Citigroup was one of the hardest hit U.S. banks during the 2008 financial crisis. But it's the king of Wall Street so far this year.
Shares of Citi have soared nearly 40% in 2019, outpacing the gains of big banking rivals JPMorgan Chase, Bank of America, Goldman Sachs, Morgan Stanley and Wells Fargo. But all these stocks, with the notable exception of scandal-ridden Wells Fargo, are surging this year, too.
Citi will kick off bank earnings season on Monday when it reports its second quarter results. The other five megabanks all report next week, too.
It will be very interesting to hear what Citigroup and other major banks have to say about the outlook for the global economy in light of the numerous trade skirmishes between the United States and other nations.
Concerns about China's slowdown and weakening growth in Europe could hit the international divisions of the big banks.
But back stateside, the economy is still humming along at a decent clip, wages are rising and the Federal Reserve appears ready to cut interest rates, which could hurt profit margins a bit but also help boost demand for mortgages -- a good thing for the banks.
Banks get Fed's blessing for buybacks
The Fed also just approved the capital plans for Citigroup and most other big banks -- a move that will allow these financial services firms to boost their dividends to shareholders and repurchase more stock.
Buybacks are cheered by investors because they lower the share count and boost earnings per share.
Just look at Citi, which recently announced plans to buy more than $17 billion in shares over the next 12 months, and also announced a 13% dividend hike after passing the Fed's latest stress tests. Citi's revenues are expected to be flat in the second quarter but analysts are forecasting a more than 10% jump in earnings per share.
JPMorgan Chase and BofA should also post solid earnings increases despite tepid revenue gains. And analysts are forecasting a solid jump in earnings for Wells Fargo even though the bank's revenues are expected to fall from a year ago.
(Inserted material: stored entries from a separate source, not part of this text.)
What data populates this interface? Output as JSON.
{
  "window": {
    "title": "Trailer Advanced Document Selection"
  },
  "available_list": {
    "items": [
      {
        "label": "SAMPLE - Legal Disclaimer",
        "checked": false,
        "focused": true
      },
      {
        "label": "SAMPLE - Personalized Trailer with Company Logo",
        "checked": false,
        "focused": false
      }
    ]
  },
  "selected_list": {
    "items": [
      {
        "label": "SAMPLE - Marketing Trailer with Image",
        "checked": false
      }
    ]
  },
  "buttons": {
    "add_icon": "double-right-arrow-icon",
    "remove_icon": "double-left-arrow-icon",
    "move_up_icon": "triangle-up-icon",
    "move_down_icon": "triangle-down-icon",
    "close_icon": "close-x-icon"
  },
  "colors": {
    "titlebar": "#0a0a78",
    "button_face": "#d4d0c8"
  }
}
The stock market remains near record highs -- a boon for the big banks and their Wall Street units as well. That's because companies are taking advantage of this epic bull run to go public and make acquisitions.
"The capital markets have remained open and active despite the continued geopolitical uncertainty surrounding Brexit, tensions with Iran, trade with China and the like," said Mark Doctoroff, global co-head of the financial institutions group at MUFG, in a report.
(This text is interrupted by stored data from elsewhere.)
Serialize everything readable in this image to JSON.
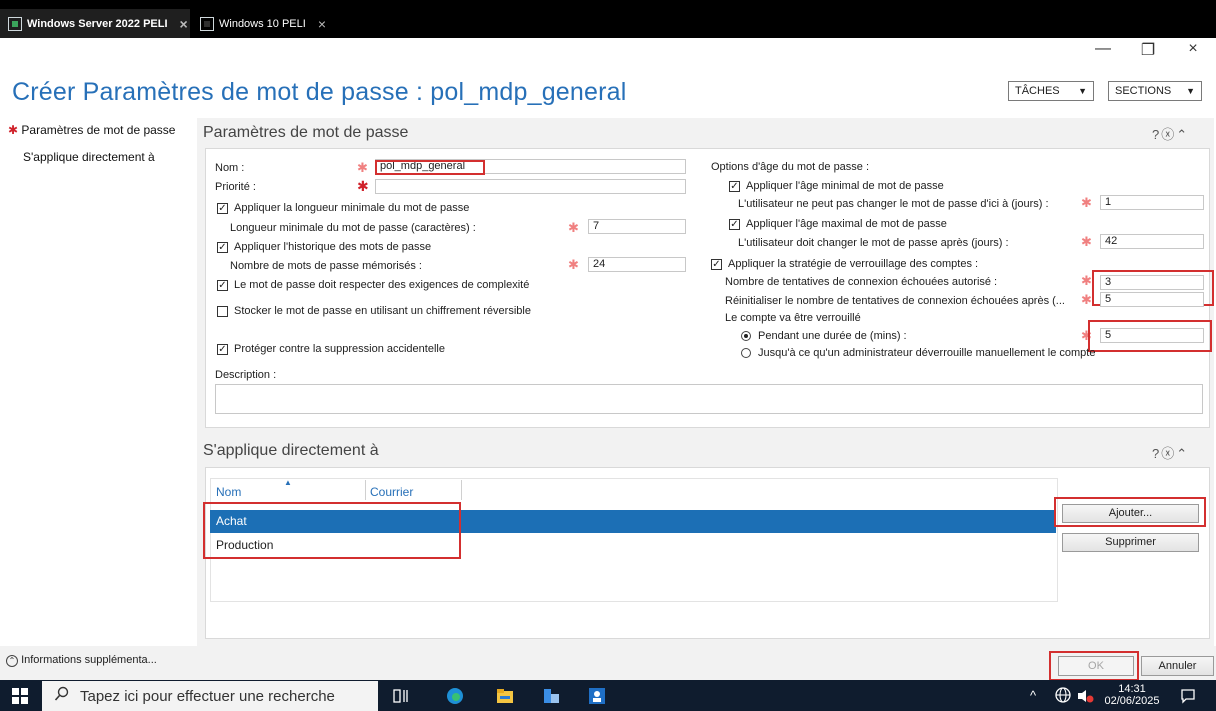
{
  "vm_tabs": [
    {
      "label": "Windows Server 2022 PELI",
      "close": "×"
    },
    {
      "label": "Windows 10 PELI",
      "close": "×"
    }
  ],
  "window_controls": {
    "minimize": "—",
    "restore": "❐",
    "close": "×"
  },
  "header": {
    "title": "Créer Paramètres de mot de passe : pol_mdp_general",
    "taches": "TÂCHES",
    "sections": "SECTIONS",
    "caret": "▼"
  },
  "nav": {
    "item1": "Paramètres de mot de passe",
    "item2": "S'applique directement à",
    "star": "✱"
  },
  "password_section": {
    "title": "Paramètres de mot de passe",
    "icons": "?ⓧ⌃",
    "name_label": "Nom :",
    "name_value": "pol_mdp_general",
    "priority_label": "Priorité :",
    "priority_value": "",
    "min_length_chk": "Appliquer la longueur minimale du mot de passe",
    "min_length_label": "Longueur minimale du mot de passe (caractères) :",
    "min_length_value": "7",
    "history_chk": "Appliquer l'historique des mots de passe",
    "history_label": "Nombre de mots de passe mémorisés :",
    "history_value": "24",
    "complexity_chk": "Le mot de passe doit respecter des exigences de complexité",
    "reversible_chk": "Stocker le mot de passe en utilisant un chiffrement réversible",
    "protect_chk": "Protéger contre la suppression accidentelle",
    "description_label": "Description :",
    "age_title": "Options d'âge du mot de passe :",
    "min_age_chk": "Appliquer l'âge minimal de mot de passe",
    "min_age_label": "L'utilisateur ne peut pas changer le mot de passe d'ici à (jours) :",
    "min_age_value": "1",
    "max_age_chk": "Appliquer l'âge maximal de mot de passe",
    "max_age_label": "L'utilisateur doit changer le mot de passe après (jours) :",
    "max_age_value": "42",
    "lockout_chk": "Appliquer la stratégie de verrouillage des comptes :",
    "attempts_label": "Nombre de tentatives de connexion échouées autorisé :",
    "attempts_value": "3",
    "reset_label": "Réinitialiser le nombre de tentatives de connexion échouées après (...",
    "reset_value": "5",
    "locked_label": "Le compte va être verrouillé",
    "duration_radio": "Pendant une durée de (mins) :",
    "duration_value": "5",
    "admin_radio": "Jusqu'à ce qu'un administrateur déverrouille manuellement le compte",
    "check": "✓"
  },
  "applies_section": {
    "title": "S'applique directement à",
    "icons": "?ⓧ⌃",
    "columns": [
      "Nom",
      "Courrier"
    ],
    "rows": [
      "Achat",
      "Production"
    ],
    "add_button": "Ajouter...",
    "remove_button": "Supprimer"
  },
  "footer": {
    "more_info": "Informations supplémenta...",
    "ok": "OK",
    "cancel": "Annuler"
  },
  "taskbar": {
    "search_placeholder": "Tapez ici pour effectuer une recherche",
    "time": "14:31",
    "date": "02/06/2025"
  },
  "colors": {
    "accent": "#2770b8",
    "selected_row": "#1c6fb5",
    "annotation_red": "#d32f2f",
    "required_star": "#d0222b"
  }
}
Rate cuts should boost markets
The booming IPO market during the second quarter in particular -- Uber, Pinterest and Chewy were among the highlights -- helped lift stock underwriting fees by nearly 40% from a year ago, according to Refinitiv.
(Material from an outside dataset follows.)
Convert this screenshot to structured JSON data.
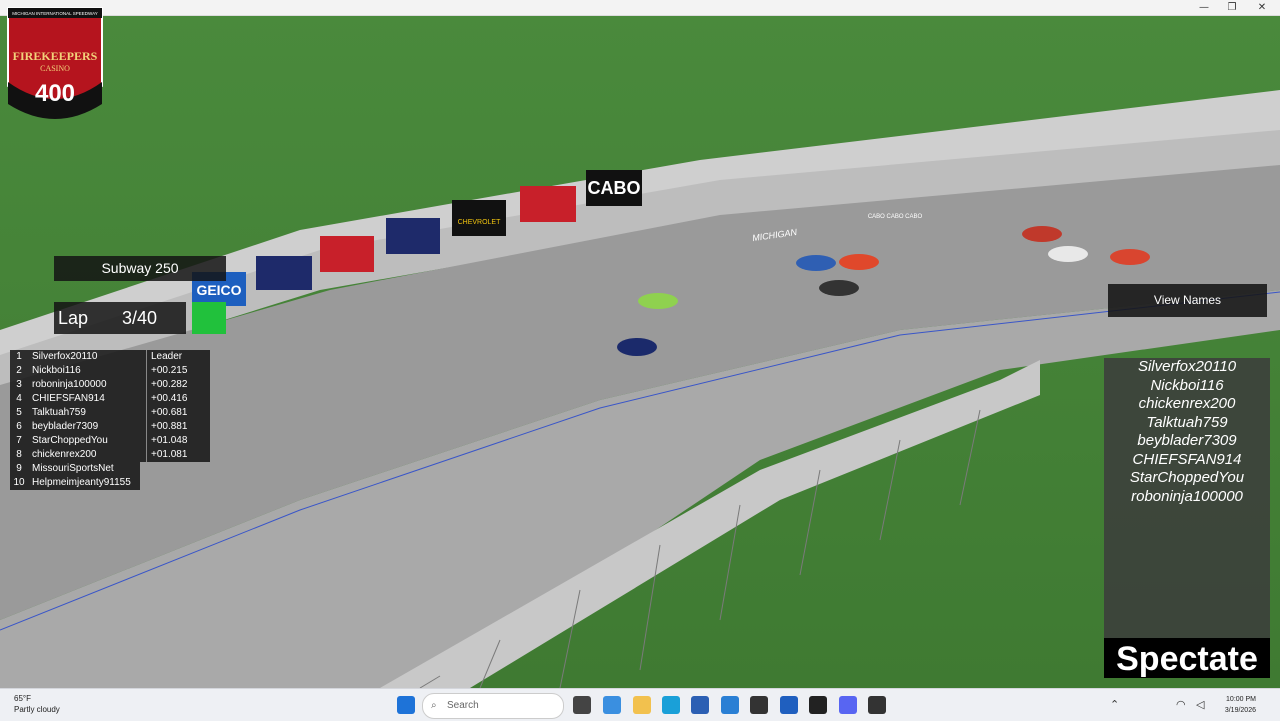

And that, says CFRA analyst Kenneth Leon, is great news for the top banks. He noted that Goldman Sachs, Morgan Stanley, JPMorgan Chase, BofA and Citi were the top five equity underwriters.
If the Fed cuts rates later this month -- as widely expected -- that could lead to further market gains and even more IPOs. It would help offset some of the sting that banks, particularly the ones with larger consumer businesses, will feel from lower rates.
It's harder to make money from loans when rates are low.
"Economic softening and 'low for longer' interest rates will again force banks to address subdued profitability, opening the door to further cost cuts and changes to business models," wrote analysts at S&P Global Ratings in a recent report.
Housing could rebound
But at the same time, low rates could also jump start the housing market, which has started to cool in recent months.
That would be great news for Citi, JPMorgan Chase, BofA and Wells since they also have massive mortgage banking units.
"Lower interest rates should preclude a widespread real estate meltdown," said KBW analyst Frederick Cannon in a bank earnings preview report.
"Higher interest rates slowed home sales early in the year. However, with rates now lower the slowdown in home sales may abate," Cannon added.
MUFG's Doctoroff also pointed out that CIti and other big US banks will benefit from the fact that they've already made tough decisions to fix their balance sheets since the Great Recession -- moves that haven't been made by many of their global counterparts.
The recent problems at Germany's struggling Deutsche Bank serve as a painful reminder of what can happen to a bank that doesn't have its own financial house in order.
"U.S. banks restructured their businesses much more extensively and quickly after the financial crisis," Doctoroff noted, adding that many European banks "have yet to complete their own restructuring. This is most evidently the case with Deutsche Bank, but it's endemic to a continent that is over-banked, where margins are just much weaker than in other developed regions."